Peer Educators Protect Their Communities
56% of Uganda’s population is under 18 years old. Right To Play has been working since 2001 to help children and youth in refugee settlements and impoverished neighbourhoods to grow up safe and healthy. It’s a difficult task – many do not have access to clean water for drinking or handwashing, and sanitation infrastructure like toilets and sewage systems are available only in certain areas. Infectious diseases are the most common reason for lost schooldays in sub-Saharan Africa, and COVID-19 threatened to make that burden even worse.
“Since the inception of the club, the sanitation and hygiene of the school has improved. Today, our school compound and latrines are clean and pupils have grasped the practice of washing their hands.” - Christine Nansikombi, WASH Club school patron
The Kampala WASH project is part of a network of Right To Play-supported WASH Clubs in schools across the country that run fun and engaging activities that teach children how to protect their health. The clubs serve some of the most vulnerable children in Uganda, including refugees and impoverished local children living in slum-like conditions. When COVID-19 was first announced, the WASH Clubs used their experience and expertise with disease prevention to reach more than a thousand students at local schools with handwashing training in the week before they closed.
The clubs continued to reach out to children even after schools closed.

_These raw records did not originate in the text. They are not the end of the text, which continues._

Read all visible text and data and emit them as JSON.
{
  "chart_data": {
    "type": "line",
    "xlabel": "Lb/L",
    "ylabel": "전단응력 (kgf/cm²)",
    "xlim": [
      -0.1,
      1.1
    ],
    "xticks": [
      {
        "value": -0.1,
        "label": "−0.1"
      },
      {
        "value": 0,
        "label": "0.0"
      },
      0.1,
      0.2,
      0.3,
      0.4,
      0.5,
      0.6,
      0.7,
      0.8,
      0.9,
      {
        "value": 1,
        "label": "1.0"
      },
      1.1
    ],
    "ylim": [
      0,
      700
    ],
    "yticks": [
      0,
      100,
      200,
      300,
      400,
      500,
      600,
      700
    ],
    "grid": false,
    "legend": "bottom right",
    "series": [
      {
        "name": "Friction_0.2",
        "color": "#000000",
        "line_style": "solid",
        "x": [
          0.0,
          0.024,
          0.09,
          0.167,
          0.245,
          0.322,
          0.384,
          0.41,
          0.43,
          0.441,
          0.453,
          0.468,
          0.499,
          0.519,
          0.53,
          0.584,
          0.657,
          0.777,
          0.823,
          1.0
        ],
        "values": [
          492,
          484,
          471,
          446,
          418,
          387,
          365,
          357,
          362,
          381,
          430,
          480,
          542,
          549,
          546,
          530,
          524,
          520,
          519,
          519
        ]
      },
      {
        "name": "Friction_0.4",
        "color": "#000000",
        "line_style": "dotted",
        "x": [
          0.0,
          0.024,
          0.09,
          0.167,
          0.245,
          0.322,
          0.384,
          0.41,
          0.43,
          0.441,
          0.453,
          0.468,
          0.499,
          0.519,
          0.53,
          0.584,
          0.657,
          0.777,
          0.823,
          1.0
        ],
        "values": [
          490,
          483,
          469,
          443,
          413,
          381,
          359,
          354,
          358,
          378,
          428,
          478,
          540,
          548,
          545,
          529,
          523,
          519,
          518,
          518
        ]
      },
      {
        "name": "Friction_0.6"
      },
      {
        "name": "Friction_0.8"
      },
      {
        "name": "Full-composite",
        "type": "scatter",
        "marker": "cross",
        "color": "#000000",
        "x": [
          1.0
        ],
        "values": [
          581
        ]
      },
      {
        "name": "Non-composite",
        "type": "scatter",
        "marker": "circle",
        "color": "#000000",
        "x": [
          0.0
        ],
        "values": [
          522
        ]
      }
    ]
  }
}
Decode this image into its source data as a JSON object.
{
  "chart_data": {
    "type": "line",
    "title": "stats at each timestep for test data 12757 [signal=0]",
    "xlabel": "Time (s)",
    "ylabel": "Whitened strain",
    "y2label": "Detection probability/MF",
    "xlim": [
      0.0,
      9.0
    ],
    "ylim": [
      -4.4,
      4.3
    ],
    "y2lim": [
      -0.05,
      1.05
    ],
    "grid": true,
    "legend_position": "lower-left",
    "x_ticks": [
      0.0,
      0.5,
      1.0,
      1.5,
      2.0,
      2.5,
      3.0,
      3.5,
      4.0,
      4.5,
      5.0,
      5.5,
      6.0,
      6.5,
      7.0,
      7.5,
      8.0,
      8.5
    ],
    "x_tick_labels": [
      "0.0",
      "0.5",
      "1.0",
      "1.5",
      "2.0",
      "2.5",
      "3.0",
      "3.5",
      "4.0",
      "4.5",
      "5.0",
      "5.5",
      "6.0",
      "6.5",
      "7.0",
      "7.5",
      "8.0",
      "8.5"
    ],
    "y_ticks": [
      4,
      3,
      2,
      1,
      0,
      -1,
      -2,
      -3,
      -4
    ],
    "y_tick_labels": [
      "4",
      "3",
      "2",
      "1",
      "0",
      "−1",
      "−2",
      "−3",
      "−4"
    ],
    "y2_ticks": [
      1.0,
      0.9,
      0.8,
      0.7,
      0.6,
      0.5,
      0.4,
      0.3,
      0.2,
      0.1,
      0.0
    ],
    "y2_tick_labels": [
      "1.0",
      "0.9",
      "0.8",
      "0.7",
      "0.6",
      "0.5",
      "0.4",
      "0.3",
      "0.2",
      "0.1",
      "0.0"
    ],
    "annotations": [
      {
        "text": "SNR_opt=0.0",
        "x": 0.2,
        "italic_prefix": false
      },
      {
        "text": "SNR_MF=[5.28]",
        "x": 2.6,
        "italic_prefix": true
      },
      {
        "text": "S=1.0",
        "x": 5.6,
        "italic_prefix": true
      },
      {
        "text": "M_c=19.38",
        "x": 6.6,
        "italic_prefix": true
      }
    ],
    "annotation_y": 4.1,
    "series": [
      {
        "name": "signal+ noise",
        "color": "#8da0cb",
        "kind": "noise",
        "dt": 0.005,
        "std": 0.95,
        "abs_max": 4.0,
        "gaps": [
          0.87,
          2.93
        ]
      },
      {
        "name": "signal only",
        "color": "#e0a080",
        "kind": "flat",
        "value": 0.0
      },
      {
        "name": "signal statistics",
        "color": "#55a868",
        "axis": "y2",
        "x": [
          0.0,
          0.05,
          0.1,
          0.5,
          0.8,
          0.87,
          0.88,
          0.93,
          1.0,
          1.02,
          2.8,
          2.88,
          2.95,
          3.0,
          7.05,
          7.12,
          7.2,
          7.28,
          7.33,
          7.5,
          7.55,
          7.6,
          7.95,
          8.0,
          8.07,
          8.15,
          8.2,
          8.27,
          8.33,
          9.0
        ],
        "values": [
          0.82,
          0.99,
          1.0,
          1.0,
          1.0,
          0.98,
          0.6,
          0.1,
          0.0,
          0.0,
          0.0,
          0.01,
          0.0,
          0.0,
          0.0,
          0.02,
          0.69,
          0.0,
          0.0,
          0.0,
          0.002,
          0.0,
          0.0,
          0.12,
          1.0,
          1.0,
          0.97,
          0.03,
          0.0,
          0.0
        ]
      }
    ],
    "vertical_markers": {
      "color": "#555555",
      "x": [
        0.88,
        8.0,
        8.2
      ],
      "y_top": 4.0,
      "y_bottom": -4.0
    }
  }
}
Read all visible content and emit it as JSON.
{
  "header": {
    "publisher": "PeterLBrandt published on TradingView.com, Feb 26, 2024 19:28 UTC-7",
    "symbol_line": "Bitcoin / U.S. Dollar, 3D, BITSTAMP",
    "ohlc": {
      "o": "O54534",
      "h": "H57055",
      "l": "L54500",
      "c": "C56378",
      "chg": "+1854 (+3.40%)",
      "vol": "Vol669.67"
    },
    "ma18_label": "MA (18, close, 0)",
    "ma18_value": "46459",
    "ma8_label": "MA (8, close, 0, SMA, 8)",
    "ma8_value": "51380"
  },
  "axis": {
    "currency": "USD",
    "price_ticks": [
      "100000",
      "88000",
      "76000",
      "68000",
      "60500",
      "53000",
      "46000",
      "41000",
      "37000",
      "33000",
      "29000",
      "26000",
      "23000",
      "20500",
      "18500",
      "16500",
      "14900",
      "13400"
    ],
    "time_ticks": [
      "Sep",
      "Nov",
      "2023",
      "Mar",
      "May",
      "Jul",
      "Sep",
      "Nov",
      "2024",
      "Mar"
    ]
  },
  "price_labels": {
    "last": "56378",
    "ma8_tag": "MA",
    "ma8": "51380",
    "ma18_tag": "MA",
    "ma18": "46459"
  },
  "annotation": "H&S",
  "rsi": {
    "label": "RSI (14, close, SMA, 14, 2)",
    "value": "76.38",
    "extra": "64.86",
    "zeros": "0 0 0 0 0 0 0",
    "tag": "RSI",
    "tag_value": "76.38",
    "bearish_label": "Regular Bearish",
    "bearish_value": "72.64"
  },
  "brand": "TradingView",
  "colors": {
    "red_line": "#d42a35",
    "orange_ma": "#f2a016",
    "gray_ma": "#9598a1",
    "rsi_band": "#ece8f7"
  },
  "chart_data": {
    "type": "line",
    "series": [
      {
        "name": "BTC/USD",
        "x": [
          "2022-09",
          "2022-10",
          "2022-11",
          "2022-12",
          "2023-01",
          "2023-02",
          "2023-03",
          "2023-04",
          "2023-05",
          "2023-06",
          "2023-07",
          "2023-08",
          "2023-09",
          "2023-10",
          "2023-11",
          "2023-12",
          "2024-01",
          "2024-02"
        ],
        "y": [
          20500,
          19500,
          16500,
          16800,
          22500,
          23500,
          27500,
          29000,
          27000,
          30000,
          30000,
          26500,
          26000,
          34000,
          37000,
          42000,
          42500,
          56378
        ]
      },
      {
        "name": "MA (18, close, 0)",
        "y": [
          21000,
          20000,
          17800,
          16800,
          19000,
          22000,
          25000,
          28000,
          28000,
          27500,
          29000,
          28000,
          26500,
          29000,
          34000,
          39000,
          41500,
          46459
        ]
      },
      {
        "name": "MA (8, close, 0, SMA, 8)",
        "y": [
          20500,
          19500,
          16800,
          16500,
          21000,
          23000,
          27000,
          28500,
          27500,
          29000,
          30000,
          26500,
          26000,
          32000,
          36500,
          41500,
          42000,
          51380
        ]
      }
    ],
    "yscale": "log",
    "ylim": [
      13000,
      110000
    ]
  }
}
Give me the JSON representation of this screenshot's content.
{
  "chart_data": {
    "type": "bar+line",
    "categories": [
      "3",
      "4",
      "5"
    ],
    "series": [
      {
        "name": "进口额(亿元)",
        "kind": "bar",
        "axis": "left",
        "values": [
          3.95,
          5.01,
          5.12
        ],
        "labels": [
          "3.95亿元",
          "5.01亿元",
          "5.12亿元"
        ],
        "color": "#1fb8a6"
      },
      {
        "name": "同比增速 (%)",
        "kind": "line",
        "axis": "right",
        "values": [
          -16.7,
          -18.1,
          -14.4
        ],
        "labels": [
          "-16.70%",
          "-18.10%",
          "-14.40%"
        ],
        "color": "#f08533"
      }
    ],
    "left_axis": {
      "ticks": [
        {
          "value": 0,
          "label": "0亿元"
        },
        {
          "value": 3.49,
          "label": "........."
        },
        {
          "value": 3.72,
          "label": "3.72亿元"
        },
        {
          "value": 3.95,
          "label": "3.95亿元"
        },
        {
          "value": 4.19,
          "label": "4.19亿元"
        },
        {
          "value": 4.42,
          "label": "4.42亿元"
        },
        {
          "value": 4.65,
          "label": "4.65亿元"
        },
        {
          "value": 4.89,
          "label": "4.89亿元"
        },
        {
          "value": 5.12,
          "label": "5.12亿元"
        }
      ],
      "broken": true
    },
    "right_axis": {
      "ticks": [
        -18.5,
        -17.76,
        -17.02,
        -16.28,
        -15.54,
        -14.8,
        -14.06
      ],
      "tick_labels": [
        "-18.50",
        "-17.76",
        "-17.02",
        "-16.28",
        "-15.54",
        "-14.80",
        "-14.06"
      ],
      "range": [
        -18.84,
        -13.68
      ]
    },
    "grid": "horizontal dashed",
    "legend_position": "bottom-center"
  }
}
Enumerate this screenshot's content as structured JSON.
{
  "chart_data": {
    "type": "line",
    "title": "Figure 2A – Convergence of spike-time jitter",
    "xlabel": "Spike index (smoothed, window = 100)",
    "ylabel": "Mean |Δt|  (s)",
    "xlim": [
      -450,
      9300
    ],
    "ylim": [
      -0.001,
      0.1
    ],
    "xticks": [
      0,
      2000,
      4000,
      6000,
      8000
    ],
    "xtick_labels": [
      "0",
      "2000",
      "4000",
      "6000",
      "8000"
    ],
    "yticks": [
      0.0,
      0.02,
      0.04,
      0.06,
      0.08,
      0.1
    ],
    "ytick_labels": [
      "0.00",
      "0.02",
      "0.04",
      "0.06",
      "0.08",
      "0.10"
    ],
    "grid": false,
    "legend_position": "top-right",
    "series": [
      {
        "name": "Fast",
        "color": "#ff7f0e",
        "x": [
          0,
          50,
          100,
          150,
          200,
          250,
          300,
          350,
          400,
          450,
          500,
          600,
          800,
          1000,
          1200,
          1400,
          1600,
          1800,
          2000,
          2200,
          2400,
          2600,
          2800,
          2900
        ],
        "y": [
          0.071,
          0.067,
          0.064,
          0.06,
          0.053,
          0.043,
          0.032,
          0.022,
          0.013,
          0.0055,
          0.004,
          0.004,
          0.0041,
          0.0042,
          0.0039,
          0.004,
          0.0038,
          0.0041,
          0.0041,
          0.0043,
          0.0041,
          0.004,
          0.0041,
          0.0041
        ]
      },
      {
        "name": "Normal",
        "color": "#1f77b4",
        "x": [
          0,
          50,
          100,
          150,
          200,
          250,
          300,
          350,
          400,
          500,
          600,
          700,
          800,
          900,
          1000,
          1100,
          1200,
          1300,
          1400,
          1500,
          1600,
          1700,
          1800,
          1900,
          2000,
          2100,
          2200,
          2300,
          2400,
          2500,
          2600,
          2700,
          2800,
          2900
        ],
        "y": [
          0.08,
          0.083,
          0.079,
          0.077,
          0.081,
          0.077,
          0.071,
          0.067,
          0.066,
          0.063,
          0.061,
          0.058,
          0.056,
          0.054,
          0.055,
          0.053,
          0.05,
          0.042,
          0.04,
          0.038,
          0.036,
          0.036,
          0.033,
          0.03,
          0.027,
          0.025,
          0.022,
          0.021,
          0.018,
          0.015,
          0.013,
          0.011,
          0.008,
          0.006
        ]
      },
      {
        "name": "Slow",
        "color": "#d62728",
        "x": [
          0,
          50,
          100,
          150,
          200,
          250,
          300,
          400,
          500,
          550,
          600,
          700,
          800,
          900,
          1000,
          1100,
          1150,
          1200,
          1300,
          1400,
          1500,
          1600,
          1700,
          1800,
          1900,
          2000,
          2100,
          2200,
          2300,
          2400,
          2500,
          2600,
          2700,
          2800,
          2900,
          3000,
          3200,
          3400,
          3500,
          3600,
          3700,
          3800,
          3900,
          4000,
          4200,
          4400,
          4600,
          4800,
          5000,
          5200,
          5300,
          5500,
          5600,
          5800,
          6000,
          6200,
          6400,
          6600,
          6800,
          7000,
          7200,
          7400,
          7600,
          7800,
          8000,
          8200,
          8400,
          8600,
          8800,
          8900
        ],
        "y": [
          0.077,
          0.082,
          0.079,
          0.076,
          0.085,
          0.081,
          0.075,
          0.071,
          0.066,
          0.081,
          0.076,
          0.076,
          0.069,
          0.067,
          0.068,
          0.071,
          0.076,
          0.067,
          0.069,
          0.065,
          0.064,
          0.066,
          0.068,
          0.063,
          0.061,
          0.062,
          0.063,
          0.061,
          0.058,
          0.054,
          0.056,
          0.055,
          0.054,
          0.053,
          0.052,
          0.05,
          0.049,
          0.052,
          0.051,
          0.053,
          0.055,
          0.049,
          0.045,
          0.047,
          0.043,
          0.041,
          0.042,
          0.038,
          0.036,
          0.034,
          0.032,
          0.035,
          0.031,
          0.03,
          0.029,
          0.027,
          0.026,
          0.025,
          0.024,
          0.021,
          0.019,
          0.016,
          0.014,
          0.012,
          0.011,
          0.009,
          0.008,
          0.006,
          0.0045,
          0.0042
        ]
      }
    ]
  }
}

Peer educators gathered small groups of their fellow children outdoors, masked and socially distanced, and used games to teach handwashing techniques, social distancing, and other measures that could help them protect themselves and their families from COVID-19.
Children Speak Up for a Safer Environment
The games weren’t just about changing the attendees’ own behaviours. Children who played the games were encouraged to share their knowledge with their friends and families, so they could also benefit. In such a young country, children have the power and opportunity to cut through rumours and misinformation. Over the past twenty years, WASH Clubs have used this credibility to share information about taboo subjects like HIV and menstruation with youth. With COVID-19, they were able to bring their practical experience to challenge the fears swirling through their communities.
The effectiveness of the clubs’ health education is reinforced by reaching out to families in multiple ways at once. Along with leading games for children, Junior leaders from the WASH Clubs join community radio programs to share tips with families on how to stay safe and sensitize parents to the importance of the information their children are bringing home from the clubs. These initiatives have been a powerful tool for changing parents’ attitudes about taboo topics like menstruation and birth control.
Uganda is still facing a long fight against COVID-19. As of late 2021, only 4% of the population has been vaccinated, and a spike in infections and deaths over the summer has not been brought completely under control by the government. Schools remain closed. An over-burdened and under-resourced healthcare system means many Ugandans cannot access care when they need it.
“We had no water to wash our hands. But with the introduction of the club in our school, we make sure that water is always available in the handwashing cans.” - Reachel, WASH Club Junior Leader
The preventative health information the WASH Clubs share is vital for very marginalized families to protect themselves. Every infection prevented is potentially a life saved. It’s a big task for children, but the Junior Leaders at the WASH Clubs are showing that they are ready for it.